The published research showed low-income countries could lose more than 5 percent of their gross national product, pushing as many as 28 million people in developing countries into poverty by 2050.
Unlike the 2008 financial crisis, the World Bank went on to say there would be no prospects for a cyclical recovery in the medium term, as the costly impact of antimicrobial resistance would continue.
Adrian Thomas, head of market access and global public health for the drug manufacturer Johnson and Johnson, remembered the slow initial response to last year’s Ebola outbreak in West Africa.
Thousands of people died before international and local health agencies and officials mobilized resources to tackle the problem.
Thomas said something similar could happen on a massive scale, causing widespread human misery, death and economic instability to nations if antimicrobial resistance is not addressed on a global scale.

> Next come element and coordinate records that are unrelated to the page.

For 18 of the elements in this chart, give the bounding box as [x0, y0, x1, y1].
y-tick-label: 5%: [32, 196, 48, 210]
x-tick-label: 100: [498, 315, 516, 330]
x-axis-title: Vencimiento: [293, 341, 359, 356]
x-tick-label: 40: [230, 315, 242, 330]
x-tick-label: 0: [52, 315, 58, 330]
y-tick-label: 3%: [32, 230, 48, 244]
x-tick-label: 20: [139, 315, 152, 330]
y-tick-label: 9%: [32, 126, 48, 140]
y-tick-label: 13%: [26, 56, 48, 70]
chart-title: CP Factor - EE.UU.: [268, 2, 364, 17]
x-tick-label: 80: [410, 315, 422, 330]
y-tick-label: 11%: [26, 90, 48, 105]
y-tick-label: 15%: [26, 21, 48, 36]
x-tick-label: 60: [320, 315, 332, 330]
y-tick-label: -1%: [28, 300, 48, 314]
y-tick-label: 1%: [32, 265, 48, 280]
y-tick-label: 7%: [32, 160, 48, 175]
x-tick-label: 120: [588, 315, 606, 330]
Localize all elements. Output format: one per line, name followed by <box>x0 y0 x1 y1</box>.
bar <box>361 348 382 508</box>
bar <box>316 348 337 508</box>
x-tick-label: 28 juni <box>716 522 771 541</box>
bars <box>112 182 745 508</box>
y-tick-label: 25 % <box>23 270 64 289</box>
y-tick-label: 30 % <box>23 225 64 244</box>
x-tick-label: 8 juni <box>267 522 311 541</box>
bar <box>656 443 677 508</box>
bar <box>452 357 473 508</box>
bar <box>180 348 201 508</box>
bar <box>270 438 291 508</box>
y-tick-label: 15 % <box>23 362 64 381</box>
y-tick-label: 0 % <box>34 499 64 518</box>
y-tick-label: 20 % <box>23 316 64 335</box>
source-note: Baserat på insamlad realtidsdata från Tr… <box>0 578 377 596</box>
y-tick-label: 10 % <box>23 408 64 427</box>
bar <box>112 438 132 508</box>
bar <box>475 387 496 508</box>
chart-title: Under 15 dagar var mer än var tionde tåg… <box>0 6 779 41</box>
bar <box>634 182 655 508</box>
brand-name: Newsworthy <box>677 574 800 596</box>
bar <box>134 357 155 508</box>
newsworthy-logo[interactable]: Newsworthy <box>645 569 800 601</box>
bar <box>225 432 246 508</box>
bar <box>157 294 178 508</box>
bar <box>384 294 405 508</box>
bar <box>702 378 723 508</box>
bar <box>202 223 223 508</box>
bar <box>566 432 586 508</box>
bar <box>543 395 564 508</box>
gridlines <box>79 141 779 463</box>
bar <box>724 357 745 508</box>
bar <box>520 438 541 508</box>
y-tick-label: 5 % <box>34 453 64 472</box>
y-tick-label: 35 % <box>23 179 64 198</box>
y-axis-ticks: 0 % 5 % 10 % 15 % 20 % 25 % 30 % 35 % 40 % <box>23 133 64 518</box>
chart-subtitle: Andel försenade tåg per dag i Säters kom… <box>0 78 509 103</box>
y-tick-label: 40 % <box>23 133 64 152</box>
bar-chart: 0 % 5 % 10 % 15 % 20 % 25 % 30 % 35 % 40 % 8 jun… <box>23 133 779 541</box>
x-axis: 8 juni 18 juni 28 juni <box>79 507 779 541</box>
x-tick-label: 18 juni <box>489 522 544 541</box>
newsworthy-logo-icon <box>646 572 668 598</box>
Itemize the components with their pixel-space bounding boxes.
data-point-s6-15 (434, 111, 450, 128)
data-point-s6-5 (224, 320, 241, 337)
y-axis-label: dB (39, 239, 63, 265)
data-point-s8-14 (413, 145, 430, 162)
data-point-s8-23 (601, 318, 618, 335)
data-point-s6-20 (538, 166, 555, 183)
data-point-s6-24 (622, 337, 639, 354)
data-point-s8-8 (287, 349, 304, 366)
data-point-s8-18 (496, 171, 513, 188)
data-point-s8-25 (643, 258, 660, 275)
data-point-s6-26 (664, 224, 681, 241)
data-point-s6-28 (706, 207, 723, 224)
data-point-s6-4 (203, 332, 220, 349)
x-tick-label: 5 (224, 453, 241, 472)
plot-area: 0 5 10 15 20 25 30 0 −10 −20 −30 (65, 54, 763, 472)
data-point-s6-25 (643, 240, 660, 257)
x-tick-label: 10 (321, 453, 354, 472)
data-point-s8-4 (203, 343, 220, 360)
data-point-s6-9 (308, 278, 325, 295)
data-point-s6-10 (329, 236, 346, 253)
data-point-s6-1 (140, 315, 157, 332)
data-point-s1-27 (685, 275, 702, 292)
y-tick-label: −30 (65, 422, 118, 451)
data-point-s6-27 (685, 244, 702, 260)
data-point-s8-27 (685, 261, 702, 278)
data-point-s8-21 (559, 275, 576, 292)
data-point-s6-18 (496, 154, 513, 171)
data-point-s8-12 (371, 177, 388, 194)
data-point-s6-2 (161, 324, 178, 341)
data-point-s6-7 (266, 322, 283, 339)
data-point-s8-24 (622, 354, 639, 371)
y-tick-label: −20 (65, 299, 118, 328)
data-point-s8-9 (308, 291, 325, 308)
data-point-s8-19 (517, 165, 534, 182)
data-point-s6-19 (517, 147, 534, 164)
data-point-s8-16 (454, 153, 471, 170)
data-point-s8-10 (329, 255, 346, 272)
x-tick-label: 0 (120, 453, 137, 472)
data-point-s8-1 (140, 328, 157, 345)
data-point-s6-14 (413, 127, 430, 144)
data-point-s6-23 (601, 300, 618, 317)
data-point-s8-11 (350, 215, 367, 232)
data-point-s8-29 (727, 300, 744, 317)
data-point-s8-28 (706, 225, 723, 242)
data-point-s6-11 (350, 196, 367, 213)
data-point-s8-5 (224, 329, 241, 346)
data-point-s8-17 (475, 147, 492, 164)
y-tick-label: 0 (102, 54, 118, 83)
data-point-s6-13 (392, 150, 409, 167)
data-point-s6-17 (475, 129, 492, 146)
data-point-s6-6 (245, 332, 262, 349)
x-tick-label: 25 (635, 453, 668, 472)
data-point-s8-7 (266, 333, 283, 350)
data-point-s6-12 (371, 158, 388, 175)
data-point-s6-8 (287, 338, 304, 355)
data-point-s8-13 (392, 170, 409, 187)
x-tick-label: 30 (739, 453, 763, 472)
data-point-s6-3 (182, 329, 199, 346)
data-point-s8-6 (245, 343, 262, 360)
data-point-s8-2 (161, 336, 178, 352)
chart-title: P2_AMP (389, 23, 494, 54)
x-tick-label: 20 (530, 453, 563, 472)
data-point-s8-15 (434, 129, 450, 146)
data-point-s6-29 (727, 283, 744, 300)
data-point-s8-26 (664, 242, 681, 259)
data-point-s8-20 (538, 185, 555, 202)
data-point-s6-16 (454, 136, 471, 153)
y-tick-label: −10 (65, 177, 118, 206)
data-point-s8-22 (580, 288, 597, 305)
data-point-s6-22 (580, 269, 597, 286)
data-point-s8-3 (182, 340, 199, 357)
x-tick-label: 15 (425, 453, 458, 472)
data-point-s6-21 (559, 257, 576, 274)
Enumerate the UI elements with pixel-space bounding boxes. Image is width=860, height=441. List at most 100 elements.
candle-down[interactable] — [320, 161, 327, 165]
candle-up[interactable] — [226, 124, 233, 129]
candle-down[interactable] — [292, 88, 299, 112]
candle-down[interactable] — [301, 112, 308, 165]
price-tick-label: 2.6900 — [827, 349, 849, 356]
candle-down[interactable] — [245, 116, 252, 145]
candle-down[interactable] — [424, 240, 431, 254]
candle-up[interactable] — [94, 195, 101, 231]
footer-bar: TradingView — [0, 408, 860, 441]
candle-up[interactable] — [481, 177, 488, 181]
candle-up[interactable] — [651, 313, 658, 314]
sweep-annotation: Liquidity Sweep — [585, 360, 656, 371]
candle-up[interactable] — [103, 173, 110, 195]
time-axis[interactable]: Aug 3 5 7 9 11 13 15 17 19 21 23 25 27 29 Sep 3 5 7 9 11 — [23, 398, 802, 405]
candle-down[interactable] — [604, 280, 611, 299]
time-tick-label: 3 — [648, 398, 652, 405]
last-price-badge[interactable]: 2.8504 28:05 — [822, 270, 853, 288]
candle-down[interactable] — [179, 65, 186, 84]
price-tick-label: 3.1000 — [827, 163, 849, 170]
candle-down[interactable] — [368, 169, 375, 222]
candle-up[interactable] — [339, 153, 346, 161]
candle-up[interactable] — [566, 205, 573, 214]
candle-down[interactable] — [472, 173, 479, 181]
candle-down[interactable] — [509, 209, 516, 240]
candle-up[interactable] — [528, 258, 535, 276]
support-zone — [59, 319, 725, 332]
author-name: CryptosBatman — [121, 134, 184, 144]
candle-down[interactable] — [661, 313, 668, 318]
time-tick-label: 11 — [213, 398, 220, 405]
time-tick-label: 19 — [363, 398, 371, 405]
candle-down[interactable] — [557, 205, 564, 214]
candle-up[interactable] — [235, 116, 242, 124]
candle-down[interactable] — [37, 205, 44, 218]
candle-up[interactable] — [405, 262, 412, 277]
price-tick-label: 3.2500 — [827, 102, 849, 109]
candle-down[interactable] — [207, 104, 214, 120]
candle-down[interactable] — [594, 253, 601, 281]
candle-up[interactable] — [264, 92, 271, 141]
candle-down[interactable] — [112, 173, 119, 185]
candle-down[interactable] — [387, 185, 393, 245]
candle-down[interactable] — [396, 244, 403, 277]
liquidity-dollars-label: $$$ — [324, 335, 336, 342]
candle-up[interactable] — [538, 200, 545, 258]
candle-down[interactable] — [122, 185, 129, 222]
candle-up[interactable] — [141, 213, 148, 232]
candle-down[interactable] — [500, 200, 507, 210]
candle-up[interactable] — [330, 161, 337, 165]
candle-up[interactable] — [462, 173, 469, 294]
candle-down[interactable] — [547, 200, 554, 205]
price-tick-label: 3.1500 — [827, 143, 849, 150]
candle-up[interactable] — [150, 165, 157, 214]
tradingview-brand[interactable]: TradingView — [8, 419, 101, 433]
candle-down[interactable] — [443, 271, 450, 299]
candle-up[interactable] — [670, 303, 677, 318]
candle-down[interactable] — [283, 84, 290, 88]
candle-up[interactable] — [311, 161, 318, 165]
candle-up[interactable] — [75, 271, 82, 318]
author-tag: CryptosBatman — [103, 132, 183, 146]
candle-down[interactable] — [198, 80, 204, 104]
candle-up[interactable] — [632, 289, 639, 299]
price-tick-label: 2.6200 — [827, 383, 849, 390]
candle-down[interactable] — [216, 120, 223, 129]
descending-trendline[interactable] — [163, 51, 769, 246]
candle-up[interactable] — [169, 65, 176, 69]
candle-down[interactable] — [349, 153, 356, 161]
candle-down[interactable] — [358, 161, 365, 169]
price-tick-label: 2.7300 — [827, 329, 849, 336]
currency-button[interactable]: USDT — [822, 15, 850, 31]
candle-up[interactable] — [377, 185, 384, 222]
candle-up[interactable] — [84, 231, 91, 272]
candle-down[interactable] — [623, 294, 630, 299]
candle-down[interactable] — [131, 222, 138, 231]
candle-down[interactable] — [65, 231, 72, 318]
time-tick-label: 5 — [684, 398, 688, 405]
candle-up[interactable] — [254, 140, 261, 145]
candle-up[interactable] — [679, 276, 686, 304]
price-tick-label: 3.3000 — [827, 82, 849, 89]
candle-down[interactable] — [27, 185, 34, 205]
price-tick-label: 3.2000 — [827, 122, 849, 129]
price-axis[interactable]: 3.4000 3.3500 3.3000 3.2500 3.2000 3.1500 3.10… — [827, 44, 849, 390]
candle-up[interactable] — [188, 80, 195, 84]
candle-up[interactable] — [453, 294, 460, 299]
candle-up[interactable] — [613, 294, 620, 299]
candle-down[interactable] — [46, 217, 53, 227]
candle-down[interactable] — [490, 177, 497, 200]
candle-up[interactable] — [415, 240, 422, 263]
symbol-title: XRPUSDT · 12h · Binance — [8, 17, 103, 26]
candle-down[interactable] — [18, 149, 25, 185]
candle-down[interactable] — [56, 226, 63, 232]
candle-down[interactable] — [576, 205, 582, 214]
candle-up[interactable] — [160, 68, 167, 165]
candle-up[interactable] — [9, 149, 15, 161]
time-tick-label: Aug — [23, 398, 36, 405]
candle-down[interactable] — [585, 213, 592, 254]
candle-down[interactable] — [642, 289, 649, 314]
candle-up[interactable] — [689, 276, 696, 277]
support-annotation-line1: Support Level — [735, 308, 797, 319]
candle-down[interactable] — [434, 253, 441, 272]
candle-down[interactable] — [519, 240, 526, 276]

“We can predict today that that’s going to happen. We know resistance is killing people today all over the world and will just kill more people and will cost more. We need to invest in it now, today, not wait for it to get worse,” said Thomas.
Johnson and Johnson was one of about a dozen drug manufacturers represented at the high level U.N. meeting.
The companies pledged to try to achieve four goals by the year 2020.
They include helping to make sure that antimicrobials are used correctly by people who need them by developing better diagnostics tests, increasing access to effective, not counterfeit, drugs, lessening the environmental impact of drug manufacturing and increasing collaboration with government organizations to develop new antibiotics and vaccines.
“People often say, well, who’s going to pay for this? And the answer is if we don’t do it, we’re going to pay for it anyway. So, this should be seen by governments, by society, by the industry as a really strong investment decision to start working and solving these problems now,” said Thomas.
The World Health Organization, World Bank and other entities affiliated with the U.N. will work to pull together a plan of actions and report back to the general assembly in 2018 on ways to fight antimicrobial resistance, a growing global menace.